Return to function phase of physiotherapy rehabilitation
| Goals of treatment | Return the patient to their previous level of function; Achieve full active and passive range of motion; |  |
|  | Treatment | Justification |
| Education and advice | Education about the importance of a home based exercise program in the late stage of rehabilitation | Ensures patient compliance |
| Correction of techniques performed | Ensures that the correct target muscles are being used |
| Education to ensure that the patient performs activities and exercises within pain free limits | This reduces the chance that the patient may work too hard and cause reinjury |
| Manual therapy | PNF functional patterns with increasing resistance | Continues to strengthen muscles, improves motor control and scapulohumeral rhythm |
| Therapeutic exercise | Exercises specific for the patient’s functional needs e.g. functional reaching | To improve the patients functional ability |
| Proprioception exercises e.g. Wall push ups with the hands resting on medicine balls or dura disks | Improves proprioception important to reduce reinjury as return to function/sport |
| Strengthen the shoulder elevators – deltoid, flexors and also latissimus dorsi. | Important in this phase of the rehabilitation following strengthening of the shoulder depressors |
| Progress strengthening exercises to incorporate speed and load to make more functional | Adding speed and load to exercises ensures that the patient is prepared for more functional tasks and activities |
| Electrophysical modalities | Ice after exercise | May assist to reduce any inflammation post exercise |
| External physical aids | May use head of humerus repositioning tape if necessary | May assist with return to function |

==Prognosis==
In 1997 Morrison et al published a study that reviewed the cases of 616 patients (636 shoulders) with impingement syndrome (painful arc of motion) to assess the outcome of non-surgical care. An attempt was made to exclude patients who were suspected of having additional shoulder conditions such as, full-thickness tears of the rotator cuff, degenerative arthritis of the acromioclavicular joint, instability of the glenohumeral joint, or adhesive capsulitis. All patients were managed with anti-inflammatory medication and a specific, supervised physical-therapy regimen. The patients were followed up from six months to over six years. They found that
- 67% (413 patients) of the patients improved, 28% did not improve and went to surgical treatment, and 5% did not improve and declined further treatment.
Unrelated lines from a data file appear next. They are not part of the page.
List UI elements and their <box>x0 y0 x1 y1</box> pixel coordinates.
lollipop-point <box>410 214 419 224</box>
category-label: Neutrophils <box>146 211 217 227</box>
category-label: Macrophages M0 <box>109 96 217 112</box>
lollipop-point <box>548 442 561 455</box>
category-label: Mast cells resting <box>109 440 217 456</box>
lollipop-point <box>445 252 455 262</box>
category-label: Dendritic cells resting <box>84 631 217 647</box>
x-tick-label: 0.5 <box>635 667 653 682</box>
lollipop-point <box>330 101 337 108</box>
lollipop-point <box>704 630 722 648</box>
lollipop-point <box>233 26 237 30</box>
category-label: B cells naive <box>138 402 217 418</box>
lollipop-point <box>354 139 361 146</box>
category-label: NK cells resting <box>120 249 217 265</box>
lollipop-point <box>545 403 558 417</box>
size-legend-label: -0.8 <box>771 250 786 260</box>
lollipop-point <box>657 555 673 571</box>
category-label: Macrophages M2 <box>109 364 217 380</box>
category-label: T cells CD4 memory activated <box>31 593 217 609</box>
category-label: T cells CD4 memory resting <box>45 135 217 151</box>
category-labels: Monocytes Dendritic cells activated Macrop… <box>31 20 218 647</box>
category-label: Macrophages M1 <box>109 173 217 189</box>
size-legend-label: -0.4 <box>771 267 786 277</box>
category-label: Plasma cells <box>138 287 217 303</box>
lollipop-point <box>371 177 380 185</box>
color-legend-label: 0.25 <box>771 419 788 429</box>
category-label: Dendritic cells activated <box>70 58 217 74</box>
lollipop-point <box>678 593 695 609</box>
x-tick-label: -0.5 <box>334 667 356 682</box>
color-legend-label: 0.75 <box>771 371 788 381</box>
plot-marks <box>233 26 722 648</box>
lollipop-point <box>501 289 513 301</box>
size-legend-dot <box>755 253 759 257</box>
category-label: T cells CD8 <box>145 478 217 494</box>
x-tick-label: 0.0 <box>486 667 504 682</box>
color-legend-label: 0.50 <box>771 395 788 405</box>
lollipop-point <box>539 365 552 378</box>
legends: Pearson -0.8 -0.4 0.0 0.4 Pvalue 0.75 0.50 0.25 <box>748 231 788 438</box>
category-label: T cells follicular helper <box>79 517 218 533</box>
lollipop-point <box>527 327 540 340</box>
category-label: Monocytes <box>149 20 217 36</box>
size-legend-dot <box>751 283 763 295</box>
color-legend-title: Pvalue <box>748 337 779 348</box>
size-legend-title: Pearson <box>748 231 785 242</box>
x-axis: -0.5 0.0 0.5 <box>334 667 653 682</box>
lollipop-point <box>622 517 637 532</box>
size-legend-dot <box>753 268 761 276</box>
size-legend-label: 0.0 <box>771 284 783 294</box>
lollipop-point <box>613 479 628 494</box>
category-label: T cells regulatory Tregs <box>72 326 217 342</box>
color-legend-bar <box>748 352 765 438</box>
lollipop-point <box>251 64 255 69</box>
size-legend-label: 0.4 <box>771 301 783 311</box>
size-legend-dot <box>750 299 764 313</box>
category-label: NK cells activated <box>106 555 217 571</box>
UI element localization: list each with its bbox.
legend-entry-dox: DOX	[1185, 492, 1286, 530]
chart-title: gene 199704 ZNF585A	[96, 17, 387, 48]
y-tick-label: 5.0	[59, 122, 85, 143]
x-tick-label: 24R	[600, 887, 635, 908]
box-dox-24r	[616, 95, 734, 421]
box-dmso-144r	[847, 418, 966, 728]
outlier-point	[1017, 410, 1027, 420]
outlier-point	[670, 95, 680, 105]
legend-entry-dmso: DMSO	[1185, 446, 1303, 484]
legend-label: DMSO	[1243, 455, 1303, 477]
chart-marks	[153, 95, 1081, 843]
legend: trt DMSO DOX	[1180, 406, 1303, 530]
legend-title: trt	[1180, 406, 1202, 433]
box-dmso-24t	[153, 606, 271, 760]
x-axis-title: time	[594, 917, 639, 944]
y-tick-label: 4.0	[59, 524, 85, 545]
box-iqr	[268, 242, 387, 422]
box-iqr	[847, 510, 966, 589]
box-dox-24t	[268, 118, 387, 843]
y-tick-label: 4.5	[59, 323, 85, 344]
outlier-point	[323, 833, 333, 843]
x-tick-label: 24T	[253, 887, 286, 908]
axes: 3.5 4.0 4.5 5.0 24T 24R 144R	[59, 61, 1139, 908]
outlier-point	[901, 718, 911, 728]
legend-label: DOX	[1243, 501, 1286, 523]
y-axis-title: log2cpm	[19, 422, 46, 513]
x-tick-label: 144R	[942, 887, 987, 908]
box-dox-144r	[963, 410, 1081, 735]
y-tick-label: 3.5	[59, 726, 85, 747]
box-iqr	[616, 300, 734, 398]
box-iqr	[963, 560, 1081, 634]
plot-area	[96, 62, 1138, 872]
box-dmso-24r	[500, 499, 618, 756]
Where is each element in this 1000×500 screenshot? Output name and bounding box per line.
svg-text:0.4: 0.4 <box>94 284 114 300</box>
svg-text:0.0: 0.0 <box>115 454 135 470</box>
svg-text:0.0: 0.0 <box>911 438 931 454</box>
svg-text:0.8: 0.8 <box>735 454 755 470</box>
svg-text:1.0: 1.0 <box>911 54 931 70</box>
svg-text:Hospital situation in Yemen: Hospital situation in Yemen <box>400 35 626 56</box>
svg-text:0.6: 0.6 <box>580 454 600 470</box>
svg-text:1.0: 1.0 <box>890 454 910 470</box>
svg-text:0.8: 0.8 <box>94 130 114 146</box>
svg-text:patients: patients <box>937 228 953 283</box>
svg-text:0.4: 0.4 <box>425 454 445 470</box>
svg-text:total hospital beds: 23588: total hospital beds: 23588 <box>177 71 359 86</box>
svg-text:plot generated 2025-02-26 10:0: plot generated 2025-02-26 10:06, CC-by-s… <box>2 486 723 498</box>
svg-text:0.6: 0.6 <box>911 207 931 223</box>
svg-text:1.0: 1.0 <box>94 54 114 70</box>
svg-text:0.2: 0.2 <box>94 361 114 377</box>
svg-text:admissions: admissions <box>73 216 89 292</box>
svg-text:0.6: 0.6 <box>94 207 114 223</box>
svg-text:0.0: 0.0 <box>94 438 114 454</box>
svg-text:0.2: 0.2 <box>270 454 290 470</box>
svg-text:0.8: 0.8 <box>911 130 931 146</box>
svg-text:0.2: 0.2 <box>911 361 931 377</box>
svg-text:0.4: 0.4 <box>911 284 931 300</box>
- Of the 413 patients who improved, 74 had a recurrence of symptoms during the observation period and their symptoms responded to rest or after resumption of the exercise program.
- Younger patients (20 years or less) and patients between 41 and 60 years of age, fared better than those who were in the 21 to 40 years age group. This may be related to the peak incidence of work, job requirements, sports and hobby related activities, that may place greater demands on the shoulder.
- Patients who were older than sixty years of age had the "poorest results". This was thought to be potentially related to "undiagnosed full-thickness tears of the rotator cuff". It is known that the rotator cuff and adjacent structures undergo degenerative changes with ageing.

Most patients improve with conservative therapy, and experience symptoms for only a few weeks.